Homeostase is een moeilijk woord voor drang van het lichaam voor een normaal
bloedsuikerspiegel, en ook voor andere dingen als bijvoorbeeld temperatuur. Dit is het proces dus
van wat de lever, alvleesklier en cellen allemaal samen doen om alles in balans te houden. Bij een
normaal persoon ligt de normale grens tussen de 4 en de 8 mmol/liter (1mmol/liter = 180 mg
glucose per liter bloed) Bij iemand met diabetes is het proces verstoord en zal dit geregeld moeten
worden d.m.v. hulpen, zodat de bloedsuikerspiegel dus zo normaal mogelijk blijft. Bij een te laag
bloedsuiker zijn de symptomen, beven, zweten, duizelig worden, verward raken. Zo’n te laag
bloedsuiker noem je hypoglycaemie of kort gezegd hypo, hierbij is de bloedglucosewaarde (de
waarde glucose ín het BLOED) lager dan 3,5 mmol/l. Een hypo kan veroorzaakt worden door te
weinig of te laat eten, te veel beweging, ziek zijn, alcohol, stress, te veel insuline doseren of een
verkeerd moment van insuline spuiten. Tegenovergestelde van een hypo is een hyper, het
moeilijke woord hiervoor is hyperglycemie. Het bloed bevat dan te veel glucose en kunnen de
cellen dit niet aan, nu is de bloedglucosewaarde hoger dan 10,0 mmol/l. Door dit te veel wordt de
glucose noodgedwongen uitgeplast, en raak je dus veel vocht kwijt, de symptomen zijn daarom
ook een droge tong, vaak plassen en dorst. Van een hyper raak je ook moe en slaperig.
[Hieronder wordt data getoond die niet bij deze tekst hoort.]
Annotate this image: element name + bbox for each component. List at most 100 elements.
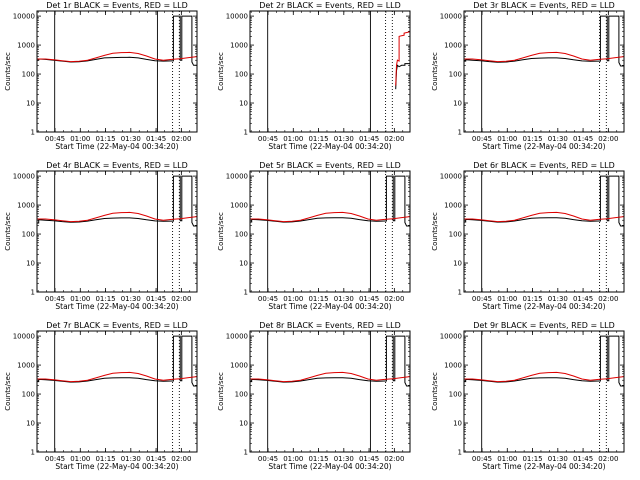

Als je diabetes type 1 hebt, maakt je alvleesklier helemaal geen insuline meer aan. Hierdoor
blijven je bloedglucosewaarden niet op peil. Diabetes type 1 kun je niet voorkomen en het is niet
te genezen.
Bij diabetes type 1 vernietigt je eigen afweersysteem de cellen die insuline maken. Je lichaam
heeft wel insuline nodig. Insuline zorgt ervoor dat glucose (suiker), uit de koolhydraten van je
voeding, naar de lichaamscellen gaat. Gebeurt dit niet, dan blijft de glucose in het bloed en krijg je
te hoge bloedglucosewaarden. Op de lange termijn veroorzaken langdurig hoge waarden
complicaties. Het is dus belangrijk dat je diabetes snel herkent en behandelt.
De oorzaak van diabetes type 1 is nog niet bekend. Genetische aanleg en erfelijkheid spelen
soms een rol. Andere mogelijke oorzaken zijn virussen, voeding en milieufactoren. Zeker is dat het
afweersysteem de cellen aanvalt die insuline maken. Er wordt veel onderzoek gedaan naar hoe dit
komt.
Symptomen van Diabetes type 1 zijn:
Veel dorst hebben.
Vaak moeten plassen.
Een droge mond hebben.
Afvallen zonder reden.
Je heel zwak en moe voelen.
Last hebben van je ogen, wazig of slecht zien.